- Потрясающе!- воскликнул я.- Он открыл глаза и?..
- И я их закрыл. Эти точки, Стрелец, Рак, Весы, Водолей - окна в мир. Через них мы связаны с Небом. Глаз, лицо, ухо, кисть, стопа...
- Я все это знаю, - сказал я.
- Все? Мне понадобились годы...
- Мы тоже дурака не валяли, - сказал я.
- Они - как ставни на окнах: можно дать свет, а можно не дать.
- И никаких следов?
- Никаких. Если надо, я надеваю свои очки и вижу их даже на телеэкране.
- Это ново!
- Кnow how.
- И можно, лишь глядя на телеэкран, убить человека?..- спросил я.
- И нельзя предъявить обвинение! - сказал он. - Смерть приписывают магнитным бурям, чрезмерной активности солнца или полной луне, а то и параду планет.
Это был рассказ человека, не знавшего сомнений.
Юра был похож на сказочника, решившего меня радовать и развлекать. И я заглотил брошенный мне крючок.
- Но его, твою знаменитость, можно было и оживить?
- Как Лазаря.
Для меня это было откровением. Юра в роли Иисуса мне не был знаком. Я смотрел на него, как на Бога, а он всецело находился во власти собственного величия. Да, это было величественно, и спорить с этим не имело никакого смысла. В этом было его счастье! Не понимаю, зачем я задал совсем дурацкий вопрос:
- И ты потом многократно это проверил?
- Что?
- Что мог оживить?
Юра не ответил, считая мой вопрос некорректным. Он увидел мое замешательство, и мне показалось, что глаза его даже за темными стеклами очков победительно засияли. Было ясно, что он вернул себе положение чудотворца.
- Слушай, а зачем тебе все это? - спросил я.
Он расхохотался мне в глаза. А потом произнес спокойно:
- Я так юн и еще так любопытен!
За окном послышались крики, затем смех. Когда стало тихо, я сказал:
- Ты, наверное, очень одинок.
- Только среди людей.
Так мог утверждать только тот, кто считал себя единственной и последней инстанцией в вопросах жизни и смерти. Мир людей, по всей видимости, стал для него обузой. У меня появились веские основания утверждать это.

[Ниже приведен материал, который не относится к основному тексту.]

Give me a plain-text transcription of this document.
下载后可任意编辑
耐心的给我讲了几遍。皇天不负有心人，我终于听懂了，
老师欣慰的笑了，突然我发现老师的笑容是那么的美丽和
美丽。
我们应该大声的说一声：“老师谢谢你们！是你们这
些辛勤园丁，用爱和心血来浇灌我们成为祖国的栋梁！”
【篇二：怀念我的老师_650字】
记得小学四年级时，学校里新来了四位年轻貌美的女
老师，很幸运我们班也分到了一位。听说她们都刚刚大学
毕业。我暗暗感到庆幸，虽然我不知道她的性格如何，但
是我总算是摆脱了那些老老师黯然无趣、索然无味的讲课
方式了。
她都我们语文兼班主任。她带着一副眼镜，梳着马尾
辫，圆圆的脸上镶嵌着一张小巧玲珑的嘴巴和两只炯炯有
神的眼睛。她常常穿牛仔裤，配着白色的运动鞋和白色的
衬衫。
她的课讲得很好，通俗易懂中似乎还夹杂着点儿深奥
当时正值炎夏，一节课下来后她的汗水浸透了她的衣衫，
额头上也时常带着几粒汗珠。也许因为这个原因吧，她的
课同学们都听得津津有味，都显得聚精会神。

- Сегодня, - сказал я, - один уже в поле не воин. Нужен крепкий кулак, команда...
- Рабов...
- Нет, - возразил я, - не рабов, а единомышленников, если хочешь - друзей.
Пришла в голову мысль, что он начисто лишен чувства человеколюбия. И у меня пропало желание отстаивать вескость своих подозрений.

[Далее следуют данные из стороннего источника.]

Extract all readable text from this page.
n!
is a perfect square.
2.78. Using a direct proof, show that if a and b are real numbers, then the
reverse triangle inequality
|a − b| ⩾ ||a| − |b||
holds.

- Как только ты окружаешь себя рабами, тут же сам лишаешься свободы.
С этим я не мог не согласиться.
- У тебя нимб, как у Иисуса Христа.
- Да, - сказал он просто, - я как раз помолился.
Я остановился, взял его за рукав и посмотрел на него.
- Да, - сказал он еще раз и кивнул головой.- Это ничего не значит. Мы меняемся к лучшему, и бывают мгновения, когда ты свят, как Иисус, но лишь мгновения. Большей же частью мы язычники, дикари, и поэтому наша аура напоминает зубчатое колесо, шестеренку, с выбитыми жизнью зубами. Дефект или дефицит... В медицине это назвали бы дефектом ткани? Задача состоит в том, чтобы постоянно избавляться от этих дефектов, лечить их, заполняя пробоины зла добрыми делами и светом, если хочешь - святостью. Латать эти дыры несовершенства. И еще очень важно, чтобы нимб этот оказался не слишком тяжел для твоей головы.
Юра не без гордости, с блеском в глазах и открытой готовностью не упустить ни одной мелочи, стал рассказывать о своих достижениях. Теперь он начал с той самой минуты, когда мы расстались на перроне вокзала, где я обещал ему позвонить, как только устроюсь в Москве и не позвонил, а он ждал, он связывал со мной большие надежды, ведь у нас были общие планы, такие планы, но потом все как-то замерло, просто рухнуло...
- Извини, - сказал я, - но...
- Что ты, брось.
Многое из того, о чем он говорил, я уже знал, но мне нельзя было напоминать ему об этом: он слишком долго ждал такого слушателя, кому мог бы, не опасаясь быть непонятым, не таясь и с мельчайшими подробностями выскрести из себя и разложить на крахмальной скатерти все то, что долгие годы одиночества хранилось в его голове, переполняло все внутренности, въелось в кости и шершавой коркой накипи отложилось на стенках даже самых тончайших сосудов. Он был набит этими знаниями, как сундук бриллиантами. Набит, натоптан, напрессован и заперт. Он был как неразорвавшийся артиллерийский снаряд, ждущий своего часа.